As of the census of 2000, there were 6,551 people, 2,530 households, and 1,834 families residing in the township. The population density was 745.1 PD/sqmi. There were 2,604 housing units at an average density of 296.2 /sqmi. The racial makeup of the township was 96.26% White, 1.36% African American, 0.08% Native American, 1.72% Asian, 0.03% Pacific Islander, 0.15% from other races, and 0.40% from two or more races. Hispanic or Latino of any race were 0.69% of the population.
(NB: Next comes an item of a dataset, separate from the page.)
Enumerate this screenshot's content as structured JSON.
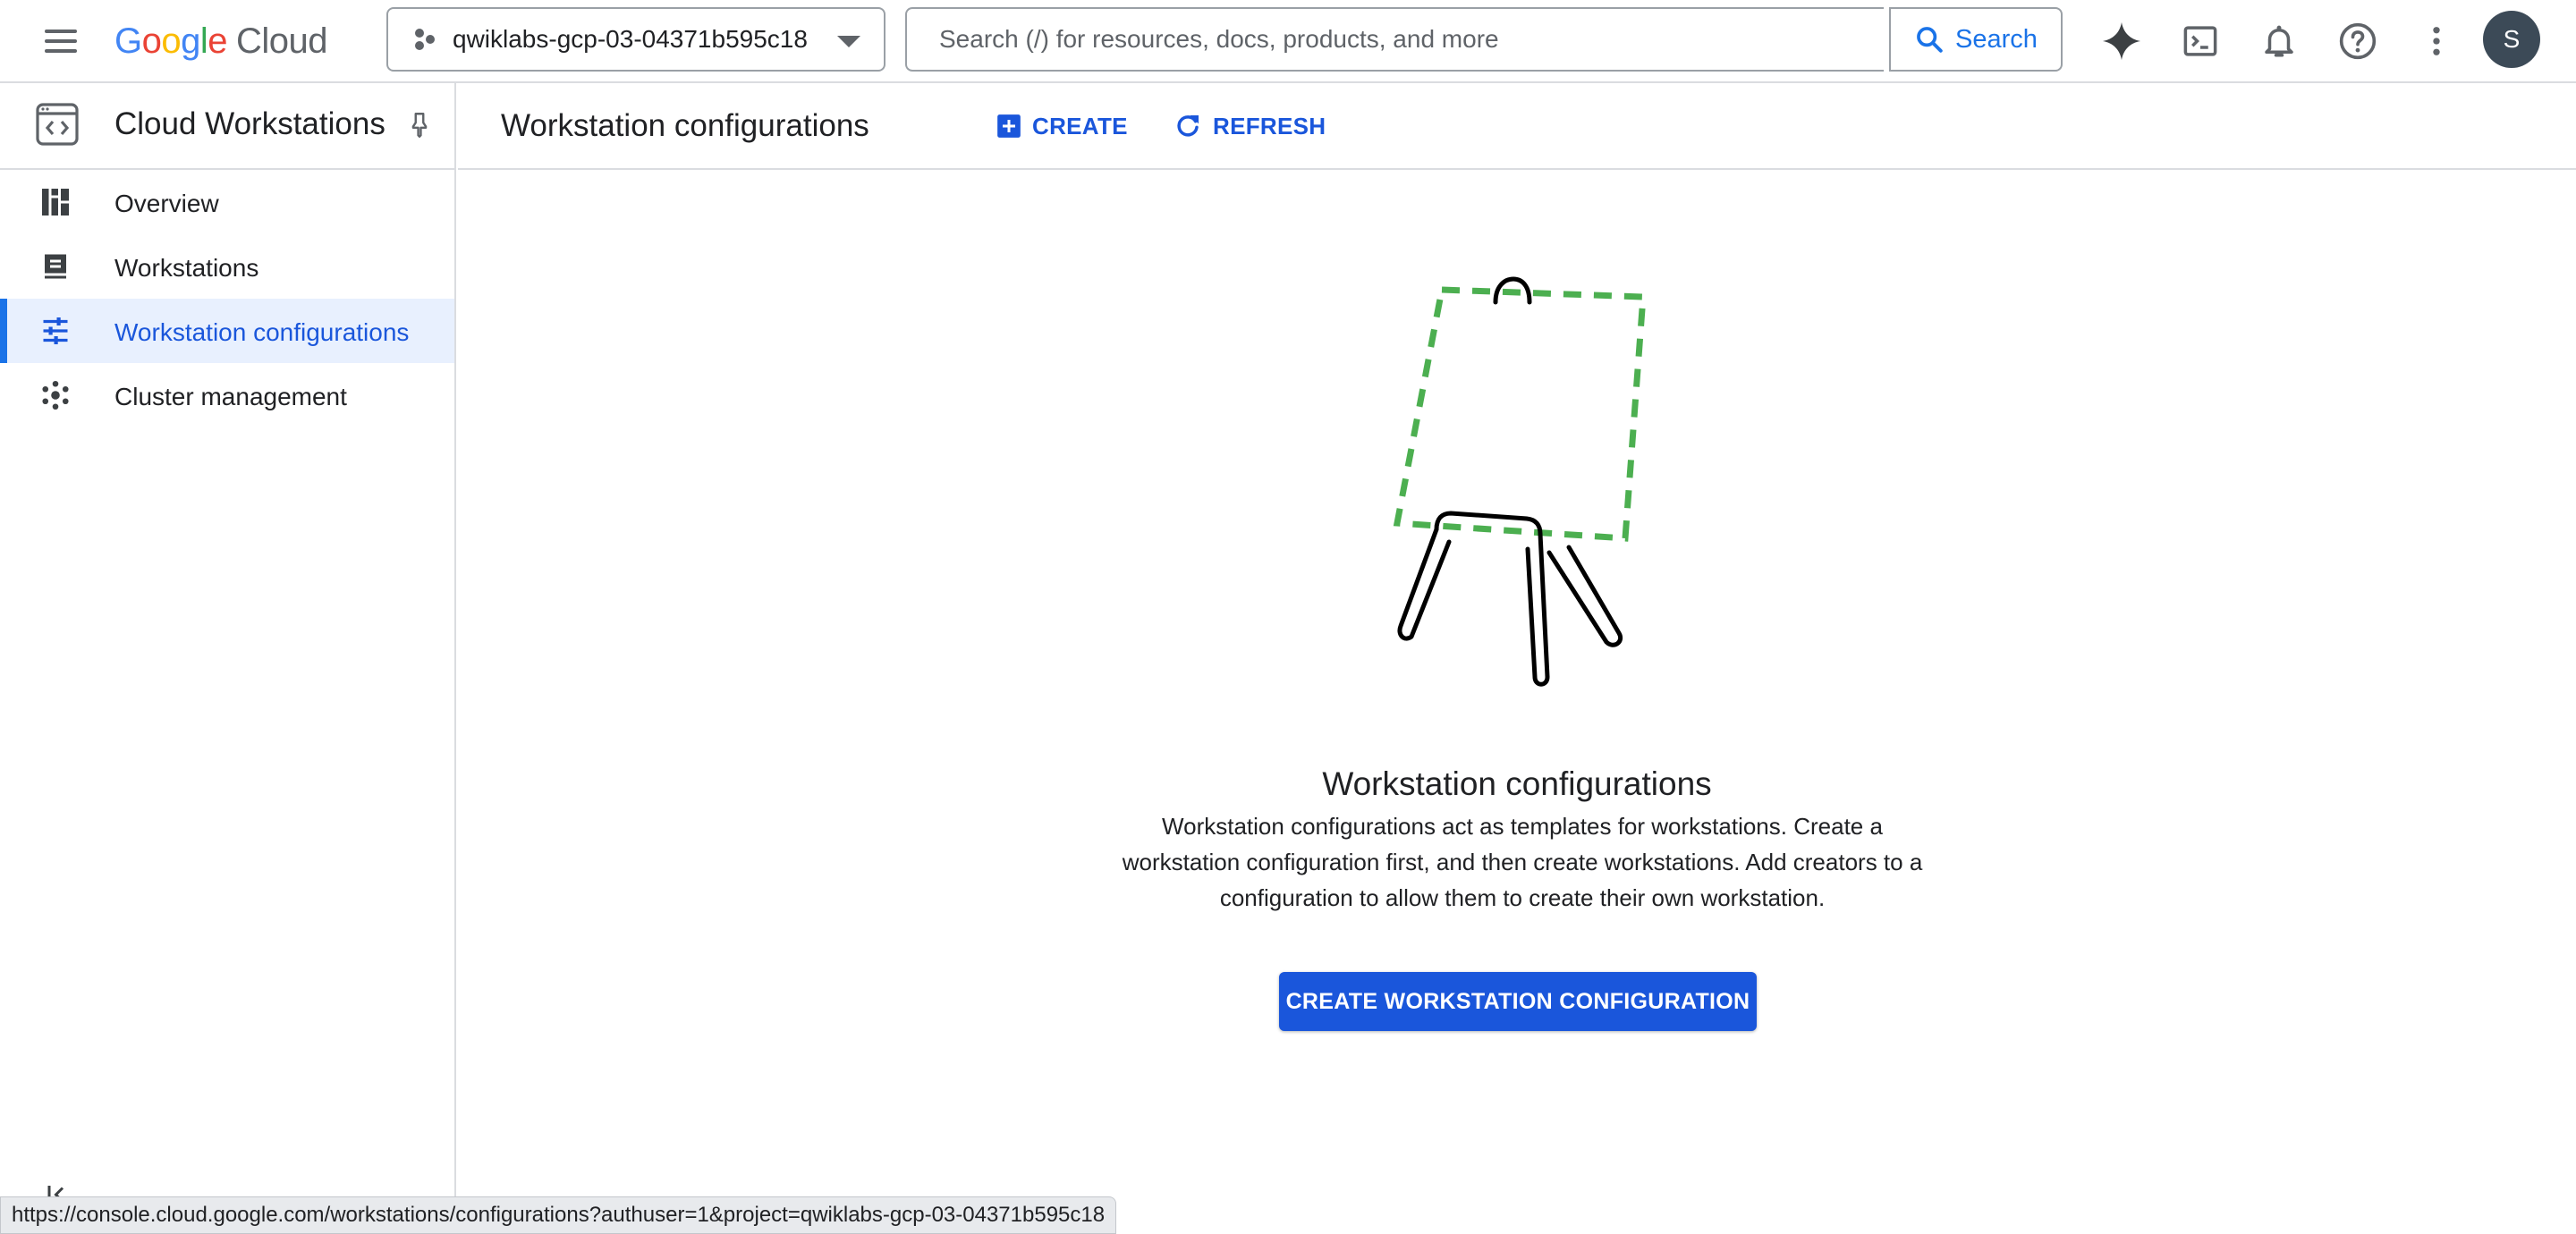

There were 2,530 households, out of which 33.6% had children under the age of 18 living with them, 63.8% were married couples living together, 5.7% had a female householder with no husband present, and 27.5% were non-families. 23.6% of all households were made up of individuals, and 7.6% had someone living alone who was 65 years of age or older. The average household size was 2.58 and the average family size was 3.07.

In the township, the population was spread out, with 25.8% under the age of 18, 4.2% from 18 to 24, 31.5% from 25 to 44, 26.0% from 45 to 64, and 12.4% who were 65 years of age or older. The median age was 39 years. For every 100 females, there were 93.6 males. For every 100 females age 18 and over, there were 90.8 males.

The median income for a household in the township was $72,850, and the median income for a family was $86,343. Males had a median income of $53,017 versus $40,500 for females. The per capita income for the township was $31,774. About 0.5% of families and 1.8% of the population were below the poverty line, including 1.0% of those under age 18 and 1.2% of those age 65 or over.

Historical population
| Census | Pop. | Note | %± |
| 1930 | 928 |  | — |
| 1940 | 976 |  | 5.2% |
| 1950 | 1,395 |  | 42.9% |
| 1960 | 2,817 |  | 101.9% |
| 1970 | 4,384 |  | 55.6% |
| 1980 | 4,410 |  | 0.6% |
| 1990 | 5,825 |  | 32.1% |
| 2000 | 6,551 |  | 12.5% |
| 2010 | 7,079 |  | 8.1% |
| 2020 | 8,260 |  | 16.7% |
U.S. Decennial Census

==Education==

Phoenixville Area School District operates public schools in the township. Students in grades nine through 12 attend Phoenixville Area High School in Phoenixville.